I would like to do a course that would move into questions of technological enhancement more, which is a logical extension of my work. I’d like to look at technological enhancement in terms of the current debate about humanism and trans-humanism and post-humanism, because the trans-humanists and post-humanists want an unrelenting, unquestioned use of technology, to supposedly enhance life in whatever way possible. I think, for myself, both theologically and ethically, that’s an implausible, and in fact, dangerous perspective. So it’d be fun to get into some of the debates about specific technologies: genetic enhancement, implants in the brain, all these kinds of things—at what point do we become no longer human, in the very attempt to enhance human beings? That would be the kind of underlying question.
As one of the project’s Principal Investigators, can you speak to the purpose of The Enhancing Life Project’s insistence that each participant teaches courses in conjunction with their research?
For two reasons. One, it’s been said that teachers change the world one student at a time—so if we have 70 courses being taught throughout the grant by our 35 scholars, that’s hitting 1000+ students, who then hopefully will see things differently. But, more importantly, we’re committed to this because The Enhancing Life Project is actually trying to embody and enact a different way to understand the creation of knowledge and the structure of the university. It’s saying: take a topic that all divisions of the university share, and show that representatives of all those divisions have to be included in the discussion of what enhancing life means, or something is missed. In other words, this also becomes a defense for the humanities, because we can’t understand what enhancing life means if we only relegate it to biotechnology or medicine.
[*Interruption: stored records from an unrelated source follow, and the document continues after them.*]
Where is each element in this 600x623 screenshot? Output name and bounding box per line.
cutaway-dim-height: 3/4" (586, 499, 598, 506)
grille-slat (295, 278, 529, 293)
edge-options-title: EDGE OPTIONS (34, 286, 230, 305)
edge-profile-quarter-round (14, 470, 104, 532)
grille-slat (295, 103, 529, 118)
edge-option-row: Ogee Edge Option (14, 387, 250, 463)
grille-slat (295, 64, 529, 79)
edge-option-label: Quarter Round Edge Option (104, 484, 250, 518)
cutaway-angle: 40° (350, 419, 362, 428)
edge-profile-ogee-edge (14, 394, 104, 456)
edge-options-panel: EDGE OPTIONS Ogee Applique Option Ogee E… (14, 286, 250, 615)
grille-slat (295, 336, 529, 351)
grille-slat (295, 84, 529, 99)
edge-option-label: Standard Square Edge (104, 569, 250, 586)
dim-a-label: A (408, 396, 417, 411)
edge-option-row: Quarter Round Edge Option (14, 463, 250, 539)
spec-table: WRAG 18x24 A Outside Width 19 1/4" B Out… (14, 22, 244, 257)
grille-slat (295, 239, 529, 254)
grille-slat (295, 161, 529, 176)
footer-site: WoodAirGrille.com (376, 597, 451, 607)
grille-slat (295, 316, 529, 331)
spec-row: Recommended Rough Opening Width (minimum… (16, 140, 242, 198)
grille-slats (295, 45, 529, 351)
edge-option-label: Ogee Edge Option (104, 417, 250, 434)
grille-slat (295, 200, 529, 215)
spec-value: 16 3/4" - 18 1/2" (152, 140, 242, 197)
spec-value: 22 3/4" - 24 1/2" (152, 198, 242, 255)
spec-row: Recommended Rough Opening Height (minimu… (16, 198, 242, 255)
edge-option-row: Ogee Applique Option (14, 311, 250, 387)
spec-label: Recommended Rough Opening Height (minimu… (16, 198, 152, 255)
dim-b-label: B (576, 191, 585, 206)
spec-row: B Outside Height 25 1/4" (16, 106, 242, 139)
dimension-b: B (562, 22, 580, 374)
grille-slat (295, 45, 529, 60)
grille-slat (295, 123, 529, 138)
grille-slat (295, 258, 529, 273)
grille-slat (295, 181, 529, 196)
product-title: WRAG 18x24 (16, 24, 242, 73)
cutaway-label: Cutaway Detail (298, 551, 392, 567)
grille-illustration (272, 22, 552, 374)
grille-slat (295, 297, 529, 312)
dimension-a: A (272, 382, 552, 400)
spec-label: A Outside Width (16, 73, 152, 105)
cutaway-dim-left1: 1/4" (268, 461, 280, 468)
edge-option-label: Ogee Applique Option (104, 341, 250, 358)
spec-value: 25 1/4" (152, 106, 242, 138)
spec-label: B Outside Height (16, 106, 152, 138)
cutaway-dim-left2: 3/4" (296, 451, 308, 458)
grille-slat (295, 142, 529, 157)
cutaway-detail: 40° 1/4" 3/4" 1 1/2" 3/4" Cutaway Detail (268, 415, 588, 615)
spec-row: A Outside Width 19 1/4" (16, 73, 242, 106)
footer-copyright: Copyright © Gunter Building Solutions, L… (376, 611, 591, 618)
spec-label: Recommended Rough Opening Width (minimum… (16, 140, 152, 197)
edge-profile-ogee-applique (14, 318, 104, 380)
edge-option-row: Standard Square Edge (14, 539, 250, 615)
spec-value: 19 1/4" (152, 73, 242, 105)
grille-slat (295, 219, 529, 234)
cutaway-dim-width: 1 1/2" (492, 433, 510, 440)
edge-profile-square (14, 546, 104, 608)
We want to, if possible, follow this up with an ongoing enterprise called Enhancing Life Studies, which would appear in various universities, depending on faculty interest and so on. The second reason we’re so committed to this is what I noted before in terms of my own work and thinking—we’re trying to move students to see issues multi-dimensionally, and to see how the dimensions interact. If we think about genetic enhancement, we need to have all these different perspectives, and this will mean no longer settling for simple mono-perspectival accounts of something—which we’re in danger of being swamped by, actually. So, our pedagogical slant has content—we want to get people thinking about this—and it’s also deeply related to what we think needs to be the method of scholarly inquiry and the production of knowledge. I must say, the summer seminars have been fabulously successful on this score—they’ve been just electric. Scholars have talked about how much they’ve had to move out of their comfort zone. We want everyone to be an expert in their field, but we want them also to start thinking multi-dimensionally, and that’s what we want to happen in the courses as well.